Spanish Prime Minister Pedro Sánchez has said his government will approve a royal decree to regularize nearly half a million illegal immigrants.
Sánchez, a socialist, said in an April 14 post on X that the Council of Ministers will approve a royal decree launching the extraordinary regularization of people living in the country illegally, a process expected to affect nearly half a million individuals.
A royal decree is a legal measure approved by the government and formally enacted by the king of Spain, allowing policies to take effect without a full parliamentary process, according to Spain’s 1978 constitution (Articles 62 and 97).
He described the move as an act of “normalization” and “justice.”
“Today, once again, I feel proud to be Spanish,” Sánchez said.
Sánchez made the announcement while on an official visit to China, where he said in a April 14 post on X that “Spain is betting on an EU-China relationship based on trust, dialogue, and stability.”
The proposal was first presented on Jan. 27 to allow about 500,000 illegal immigrants already living and working in Spain to get legal status through an accelerated process.
The campaign for the measure began with a 2024 petition that received more than 600,000 signatures, backed by a number of nongovernmental organizations and Spain’s Catholic Episcopal Conference.
Details were shared by La Moncloa, the official seat of the Spanish government, who said in an April 14 social media post that the regularization would apply to individuals who have been in Spain since before Jan. 1, 2026, have remained for at least five uninterrupted months, and do not have a criminal record or “pose a threat to public order, security, or health.”
Irene Montero, a former equality minister and current MEP from the hard-left Podemos party, said in an April 14 post on X that the process could ultimately extend further, stating that up to 800,000 illegal immigrants should be granted papers.
She said that the process will “treat people as people and not as slaves,” and that efforts should continue “so that regularization reaches everyone.”
The government’s plan has drawn criticism from the opposition.
Santiago Abascal, leader of right-wing party Vox, said in an April 14 post on X: “Sánchez’s suicidal policies [will] collapse before they even begin. We’ll reverse it.”
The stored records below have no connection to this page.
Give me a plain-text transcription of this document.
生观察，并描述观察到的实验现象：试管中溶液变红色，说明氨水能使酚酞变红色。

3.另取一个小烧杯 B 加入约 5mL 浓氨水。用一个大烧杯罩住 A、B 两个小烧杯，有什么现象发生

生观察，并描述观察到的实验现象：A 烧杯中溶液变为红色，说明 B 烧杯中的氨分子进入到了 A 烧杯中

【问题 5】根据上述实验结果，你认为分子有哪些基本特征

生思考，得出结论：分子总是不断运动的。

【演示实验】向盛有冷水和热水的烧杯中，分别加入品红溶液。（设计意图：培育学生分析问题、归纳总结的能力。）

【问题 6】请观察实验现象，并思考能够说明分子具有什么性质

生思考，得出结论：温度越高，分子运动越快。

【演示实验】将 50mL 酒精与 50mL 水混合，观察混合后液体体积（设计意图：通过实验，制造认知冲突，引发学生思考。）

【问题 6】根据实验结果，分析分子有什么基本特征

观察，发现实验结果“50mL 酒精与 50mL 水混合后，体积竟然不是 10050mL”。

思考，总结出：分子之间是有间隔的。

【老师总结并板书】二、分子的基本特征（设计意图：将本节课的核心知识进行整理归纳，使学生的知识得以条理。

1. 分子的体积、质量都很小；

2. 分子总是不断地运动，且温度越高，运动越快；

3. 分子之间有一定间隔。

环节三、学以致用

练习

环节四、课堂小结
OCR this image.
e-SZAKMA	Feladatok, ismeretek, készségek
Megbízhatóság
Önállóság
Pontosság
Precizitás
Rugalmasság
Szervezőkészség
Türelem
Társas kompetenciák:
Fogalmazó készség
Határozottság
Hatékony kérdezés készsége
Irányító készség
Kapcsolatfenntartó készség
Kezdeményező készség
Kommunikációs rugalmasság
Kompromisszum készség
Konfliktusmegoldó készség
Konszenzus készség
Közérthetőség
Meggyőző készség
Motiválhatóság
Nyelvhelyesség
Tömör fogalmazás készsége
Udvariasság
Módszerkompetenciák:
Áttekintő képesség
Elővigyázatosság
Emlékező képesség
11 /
With Spanish residence permits, regularized immigrants would be entitled to travel within the Schengen area of the European Union for up to 90 days in any 180-day period.
Marine Le Pen, leader of the right-wing National Rally party in France’s National Assembly, said the “decision will not be without consequences for France.”
She said in an April 14 post on X that it was “urgent to restrict freedom of movement within the Schengen Area to citizens of member states only.”
Spain has experienced large-scale immigration in recent years.
Over the past two years, Spain’s immigrant population has increased sharply; net external immigration exceeded 600,000 in 2024 alone, according to the Spanish National Statistics Institute.
Estimates suggest that there were about 686,000 illegal immigrants in Spain in early 2023, and that number rose toward 840,000 by 2025, although precise figures vary because illegal immigrants aren’t fully captured in official registries.
According to Spanish think tank Funcas, Spain recorded the second-highest number of first-time asylum applications in the European Union in 2024, accounting for about 164,000 claims, 18 percent of the bloc’s total of nearly 1 million applications.
Germany remained the top destination, receiving roughly one in four asylum applications across the EU.
Spain’s asylum seeker pool is different from that of several other EU countries.
Northern European states have received large numbers of applicants from the Middle East, while Spain has become a major destination for those from Latin America.
According to Funcas data, Venezuelans accounted for about 40 percent of first-time asylum applications in Spain, followed by Colombians at 24 percent. Peruvians represented a smaller share, about 6 percent.
Tens of thousands of migrants from West Africa and sub-Saharan Africa have been arriving illegally in recent years via sea and land routes to Spain, according to ACAPS, a humanitarian analysis organization that tracks displacement and immigration trends.
ACAPS stated that between January 2024 and June 2024, sea arrivals through the Western Mediterranean route numbered nearly 25,000, representing a 96 percent increase from the same period in 2023. Most are from West Africa, and the majority reach the Canary Islands.